Define suitable moments \(T_{1} < T_{2} < \ldots\) to inspect the system, and try to find a suitable function \(R(t)\) that captures what we want to measure.

Solution
Did you actually try? Maybe see the 'hints' above!:
Solution, for real

Take \(T_{k}\) as the end of the \(k\)th repair, and \(R(t) = \int_0^{t} u(s) \d s\), where \(u(s) = 1\) if the server is up (operational) and 0 if the server is down (broken). Thus, \(R(t)\) is the total amount of time the system has been up during \([0,t]\), and \(R(t)/t\) becomes the fraction of uptime (which is the availability) in the limit.

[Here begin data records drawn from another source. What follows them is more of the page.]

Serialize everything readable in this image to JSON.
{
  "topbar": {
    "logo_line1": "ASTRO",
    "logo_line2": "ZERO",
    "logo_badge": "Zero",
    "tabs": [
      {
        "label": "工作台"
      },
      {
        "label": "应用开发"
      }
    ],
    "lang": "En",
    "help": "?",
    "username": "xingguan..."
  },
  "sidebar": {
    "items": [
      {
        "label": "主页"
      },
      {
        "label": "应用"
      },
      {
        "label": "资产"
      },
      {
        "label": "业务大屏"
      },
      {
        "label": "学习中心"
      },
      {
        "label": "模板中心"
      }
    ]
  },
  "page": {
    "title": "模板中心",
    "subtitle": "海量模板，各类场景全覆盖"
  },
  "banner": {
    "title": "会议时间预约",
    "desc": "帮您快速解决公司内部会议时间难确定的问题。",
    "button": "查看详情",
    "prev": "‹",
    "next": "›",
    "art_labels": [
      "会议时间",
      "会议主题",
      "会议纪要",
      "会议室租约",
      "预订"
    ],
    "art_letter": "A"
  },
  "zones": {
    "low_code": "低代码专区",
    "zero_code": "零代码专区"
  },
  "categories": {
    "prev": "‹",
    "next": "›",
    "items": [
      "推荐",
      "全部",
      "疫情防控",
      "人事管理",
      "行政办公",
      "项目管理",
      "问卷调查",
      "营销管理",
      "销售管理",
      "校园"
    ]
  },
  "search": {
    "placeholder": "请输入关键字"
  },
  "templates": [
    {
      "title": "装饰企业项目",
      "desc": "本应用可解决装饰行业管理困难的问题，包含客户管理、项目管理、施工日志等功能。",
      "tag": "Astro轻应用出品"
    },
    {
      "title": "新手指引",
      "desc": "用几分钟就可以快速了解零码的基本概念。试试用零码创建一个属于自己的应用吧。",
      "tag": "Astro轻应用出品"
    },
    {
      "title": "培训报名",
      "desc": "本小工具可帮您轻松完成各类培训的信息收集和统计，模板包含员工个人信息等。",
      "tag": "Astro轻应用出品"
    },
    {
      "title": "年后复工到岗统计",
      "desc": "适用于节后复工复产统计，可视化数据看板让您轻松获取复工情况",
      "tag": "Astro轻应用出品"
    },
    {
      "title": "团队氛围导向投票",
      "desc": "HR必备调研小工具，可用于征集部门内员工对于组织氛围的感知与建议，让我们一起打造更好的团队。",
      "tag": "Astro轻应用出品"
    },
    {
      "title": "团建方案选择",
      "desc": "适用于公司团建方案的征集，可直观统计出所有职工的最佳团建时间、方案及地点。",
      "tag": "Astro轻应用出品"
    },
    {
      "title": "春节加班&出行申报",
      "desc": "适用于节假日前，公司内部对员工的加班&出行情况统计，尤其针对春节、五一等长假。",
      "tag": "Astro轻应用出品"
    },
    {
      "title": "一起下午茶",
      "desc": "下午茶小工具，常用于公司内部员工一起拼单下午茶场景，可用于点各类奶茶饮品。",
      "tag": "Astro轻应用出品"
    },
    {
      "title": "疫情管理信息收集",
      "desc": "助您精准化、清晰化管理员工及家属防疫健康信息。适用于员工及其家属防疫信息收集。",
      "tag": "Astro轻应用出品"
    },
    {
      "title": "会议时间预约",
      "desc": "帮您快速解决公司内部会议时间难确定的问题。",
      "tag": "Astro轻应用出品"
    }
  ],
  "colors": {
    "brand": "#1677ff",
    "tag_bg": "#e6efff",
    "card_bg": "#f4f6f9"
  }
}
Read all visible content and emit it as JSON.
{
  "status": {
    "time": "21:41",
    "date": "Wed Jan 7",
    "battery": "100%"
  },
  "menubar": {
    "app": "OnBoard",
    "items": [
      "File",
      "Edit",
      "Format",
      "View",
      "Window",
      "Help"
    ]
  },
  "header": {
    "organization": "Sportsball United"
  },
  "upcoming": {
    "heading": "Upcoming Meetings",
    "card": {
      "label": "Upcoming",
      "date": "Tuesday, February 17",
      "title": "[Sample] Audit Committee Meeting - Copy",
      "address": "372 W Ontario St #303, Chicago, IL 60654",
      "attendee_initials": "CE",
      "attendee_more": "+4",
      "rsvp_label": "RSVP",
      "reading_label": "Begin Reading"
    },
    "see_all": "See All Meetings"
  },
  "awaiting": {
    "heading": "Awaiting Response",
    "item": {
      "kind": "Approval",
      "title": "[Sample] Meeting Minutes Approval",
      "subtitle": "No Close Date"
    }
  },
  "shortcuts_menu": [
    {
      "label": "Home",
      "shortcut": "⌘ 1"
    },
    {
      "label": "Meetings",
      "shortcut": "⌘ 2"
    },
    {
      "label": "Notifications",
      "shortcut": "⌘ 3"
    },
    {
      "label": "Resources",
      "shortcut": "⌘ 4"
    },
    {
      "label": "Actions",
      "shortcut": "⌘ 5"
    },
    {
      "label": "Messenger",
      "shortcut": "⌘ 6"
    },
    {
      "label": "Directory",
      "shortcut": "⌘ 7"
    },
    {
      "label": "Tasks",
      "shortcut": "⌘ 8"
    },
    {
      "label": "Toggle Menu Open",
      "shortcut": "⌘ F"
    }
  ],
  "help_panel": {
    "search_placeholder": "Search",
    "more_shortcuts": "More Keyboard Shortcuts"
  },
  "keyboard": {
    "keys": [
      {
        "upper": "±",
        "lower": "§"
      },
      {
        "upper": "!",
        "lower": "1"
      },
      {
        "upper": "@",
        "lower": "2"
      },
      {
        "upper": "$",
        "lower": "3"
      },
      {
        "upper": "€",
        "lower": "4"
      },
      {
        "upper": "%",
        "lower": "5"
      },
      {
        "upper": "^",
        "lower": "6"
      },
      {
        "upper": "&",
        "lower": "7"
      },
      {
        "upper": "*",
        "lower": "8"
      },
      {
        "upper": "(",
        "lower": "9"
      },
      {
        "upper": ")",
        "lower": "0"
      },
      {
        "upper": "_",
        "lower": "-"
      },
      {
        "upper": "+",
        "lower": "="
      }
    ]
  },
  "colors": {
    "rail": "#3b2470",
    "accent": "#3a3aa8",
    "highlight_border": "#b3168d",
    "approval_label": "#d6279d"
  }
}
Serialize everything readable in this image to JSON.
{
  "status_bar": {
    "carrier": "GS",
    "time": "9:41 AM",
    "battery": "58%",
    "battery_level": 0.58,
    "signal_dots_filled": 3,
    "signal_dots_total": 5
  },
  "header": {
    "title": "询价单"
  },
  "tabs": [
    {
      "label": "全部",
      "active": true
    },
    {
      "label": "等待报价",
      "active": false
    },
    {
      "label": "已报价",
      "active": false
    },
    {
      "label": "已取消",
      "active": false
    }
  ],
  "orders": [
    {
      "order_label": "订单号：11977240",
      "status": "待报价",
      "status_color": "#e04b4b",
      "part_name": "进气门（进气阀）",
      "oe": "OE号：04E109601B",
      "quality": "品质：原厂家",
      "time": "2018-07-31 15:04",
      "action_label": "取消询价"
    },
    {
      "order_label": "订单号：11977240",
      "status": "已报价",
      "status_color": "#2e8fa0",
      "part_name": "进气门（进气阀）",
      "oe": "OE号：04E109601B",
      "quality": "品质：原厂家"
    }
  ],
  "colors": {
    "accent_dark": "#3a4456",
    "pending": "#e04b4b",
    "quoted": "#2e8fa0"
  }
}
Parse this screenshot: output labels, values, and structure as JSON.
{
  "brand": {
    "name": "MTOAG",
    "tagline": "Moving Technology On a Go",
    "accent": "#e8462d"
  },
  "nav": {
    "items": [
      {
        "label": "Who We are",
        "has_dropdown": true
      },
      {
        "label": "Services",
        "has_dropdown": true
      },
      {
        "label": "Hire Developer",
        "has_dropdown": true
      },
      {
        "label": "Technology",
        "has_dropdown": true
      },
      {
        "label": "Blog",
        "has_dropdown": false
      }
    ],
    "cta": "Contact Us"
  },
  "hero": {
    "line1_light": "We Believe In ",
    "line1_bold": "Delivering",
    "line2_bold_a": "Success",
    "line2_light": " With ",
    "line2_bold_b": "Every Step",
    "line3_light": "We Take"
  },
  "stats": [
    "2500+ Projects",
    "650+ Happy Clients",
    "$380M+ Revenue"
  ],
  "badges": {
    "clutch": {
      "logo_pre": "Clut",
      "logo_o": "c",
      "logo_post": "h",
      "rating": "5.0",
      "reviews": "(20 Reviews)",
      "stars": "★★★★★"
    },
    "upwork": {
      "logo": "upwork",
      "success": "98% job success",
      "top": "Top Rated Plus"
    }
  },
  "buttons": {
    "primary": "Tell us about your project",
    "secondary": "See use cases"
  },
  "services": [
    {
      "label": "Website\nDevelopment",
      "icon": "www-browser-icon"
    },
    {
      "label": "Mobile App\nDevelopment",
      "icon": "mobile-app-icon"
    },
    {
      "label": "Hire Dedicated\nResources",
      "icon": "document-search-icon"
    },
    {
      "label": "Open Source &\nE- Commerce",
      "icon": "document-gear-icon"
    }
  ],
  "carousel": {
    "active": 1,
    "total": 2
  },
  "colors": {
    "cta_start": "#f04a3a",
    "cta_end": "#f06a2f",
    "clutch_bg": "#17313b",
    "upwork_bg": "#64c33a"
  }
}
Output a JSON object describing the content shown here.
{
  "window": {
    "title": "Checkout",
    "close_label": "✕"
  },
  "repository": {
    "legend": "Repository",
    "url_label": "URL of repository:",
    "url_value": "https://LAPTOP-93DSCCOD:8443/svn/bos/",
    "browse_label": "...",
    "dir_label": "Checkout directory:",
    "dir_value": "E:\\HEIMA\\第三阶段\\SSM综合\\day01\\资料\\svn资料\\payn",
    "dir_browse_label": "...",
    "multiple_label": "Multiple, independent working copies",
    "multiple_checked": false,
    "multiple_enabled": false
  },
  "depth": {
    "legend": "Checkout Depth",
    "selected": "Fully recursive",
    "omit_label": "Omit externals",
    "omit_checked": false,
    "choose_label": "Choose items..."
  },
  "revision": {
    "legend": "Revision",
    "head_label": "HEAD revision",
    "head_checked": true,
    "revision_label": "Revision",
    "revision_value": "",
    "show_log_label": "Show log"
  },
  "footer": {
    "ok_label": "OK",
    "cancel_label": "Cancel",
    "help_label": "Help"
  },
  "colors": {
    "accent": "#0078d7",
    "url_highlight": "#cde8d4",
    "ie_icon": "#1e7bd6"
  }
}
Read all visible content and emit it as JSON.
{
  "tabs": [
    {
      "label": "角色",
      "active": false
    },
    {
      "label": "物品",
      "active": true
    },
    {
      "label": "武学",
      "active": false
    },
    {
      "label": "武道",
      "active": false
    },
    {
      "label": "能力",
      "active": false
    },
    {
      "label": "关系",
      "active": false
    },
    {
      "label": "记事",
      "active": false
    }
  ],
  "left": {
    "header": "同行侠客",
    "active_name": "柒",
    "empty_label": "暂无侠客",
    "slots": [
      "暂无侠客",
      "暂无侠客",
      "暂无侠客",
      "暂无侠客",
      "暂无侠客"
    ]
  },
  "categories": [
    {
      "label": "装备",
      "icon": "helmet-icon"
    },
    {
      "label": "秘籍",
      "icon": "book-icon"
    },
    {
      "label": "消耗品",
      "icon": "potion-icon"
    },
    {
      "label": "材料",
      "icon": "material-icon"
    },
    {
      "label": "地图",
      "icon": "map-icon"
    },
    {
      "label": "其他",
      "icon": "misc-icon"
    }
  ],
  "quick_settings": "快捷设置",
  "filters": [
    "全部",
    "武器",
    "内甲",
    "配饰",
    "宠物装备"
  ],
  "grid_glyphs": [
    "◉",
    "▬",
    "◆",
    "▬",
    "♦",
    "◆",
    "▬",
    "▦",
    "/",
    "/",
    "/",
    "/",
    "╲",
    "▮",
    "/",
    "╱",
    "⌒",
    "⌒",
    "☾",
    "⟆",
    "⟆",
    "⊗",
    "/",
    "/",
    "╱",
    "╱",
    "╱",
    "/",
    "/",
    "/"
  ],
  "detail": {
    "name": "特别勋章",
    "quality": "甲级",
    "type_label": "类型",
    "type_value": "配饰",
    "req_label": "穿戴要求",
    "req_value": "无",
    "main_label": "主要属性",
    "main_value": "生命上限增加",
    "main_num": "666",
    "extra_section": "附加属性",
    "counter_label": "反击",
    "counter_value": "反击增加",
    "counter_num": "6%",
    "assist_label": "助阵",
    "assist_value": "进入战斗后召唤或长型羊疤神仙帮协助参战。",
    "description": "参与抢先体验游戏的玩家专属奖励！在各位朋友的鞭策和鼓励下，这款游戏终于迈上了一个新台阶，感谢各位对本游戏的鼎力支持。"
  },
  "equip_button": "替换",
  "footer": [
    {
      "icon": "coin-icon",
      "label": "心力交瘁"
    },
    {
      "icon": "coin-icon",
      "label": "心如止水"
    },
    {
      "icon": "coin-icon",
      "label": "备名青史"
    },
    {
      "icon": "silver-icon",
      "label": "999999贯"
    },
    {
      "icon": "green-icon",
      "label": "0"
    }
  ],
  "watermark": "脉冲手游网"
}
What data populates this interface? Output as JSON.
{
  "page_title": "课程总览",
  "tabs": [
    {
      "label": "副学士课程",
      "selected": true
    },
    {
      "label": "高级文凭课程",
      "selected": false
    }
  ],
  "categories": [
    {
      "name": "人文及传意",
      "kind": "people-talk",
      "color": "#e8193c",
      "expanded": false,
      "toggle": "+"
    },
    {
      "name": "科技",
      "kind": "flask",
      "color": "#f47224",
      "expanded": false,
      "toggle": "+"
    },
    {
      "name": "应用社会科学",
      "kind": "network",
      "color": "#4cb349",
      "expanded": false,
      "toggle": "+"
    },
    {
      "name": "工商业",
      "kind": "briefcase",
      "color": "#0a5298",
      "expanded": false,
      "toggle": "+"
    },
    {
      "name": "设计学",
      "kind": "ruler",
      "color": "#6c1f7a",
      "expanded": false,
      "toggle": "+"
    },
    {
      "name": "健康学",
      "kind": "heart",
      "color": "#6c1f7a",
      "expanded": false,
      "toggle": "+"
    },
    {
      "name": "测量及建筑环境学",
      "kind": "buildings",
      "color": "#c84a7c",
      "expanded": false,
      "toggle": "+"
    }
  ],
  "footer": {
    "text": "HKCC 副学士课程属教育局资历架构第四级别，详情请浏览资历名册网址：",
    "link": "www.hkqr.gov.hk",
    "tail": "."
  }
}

For \(Z_{k}\), this is \(Z_k = R(T_k)-R(T_{k-1})\), which is the uptime in \([T_{k-1}, T_{k}]\). Therefore, in the limit, \(Z\) is the average uptime between two failures, hence \(Z \sim m_{f}\). Finally, the time between two inspections consists of an uptime and a breakdown. Hence, the rate at which such inspection epochs occur is \(1/(m_{f}+\E R)\).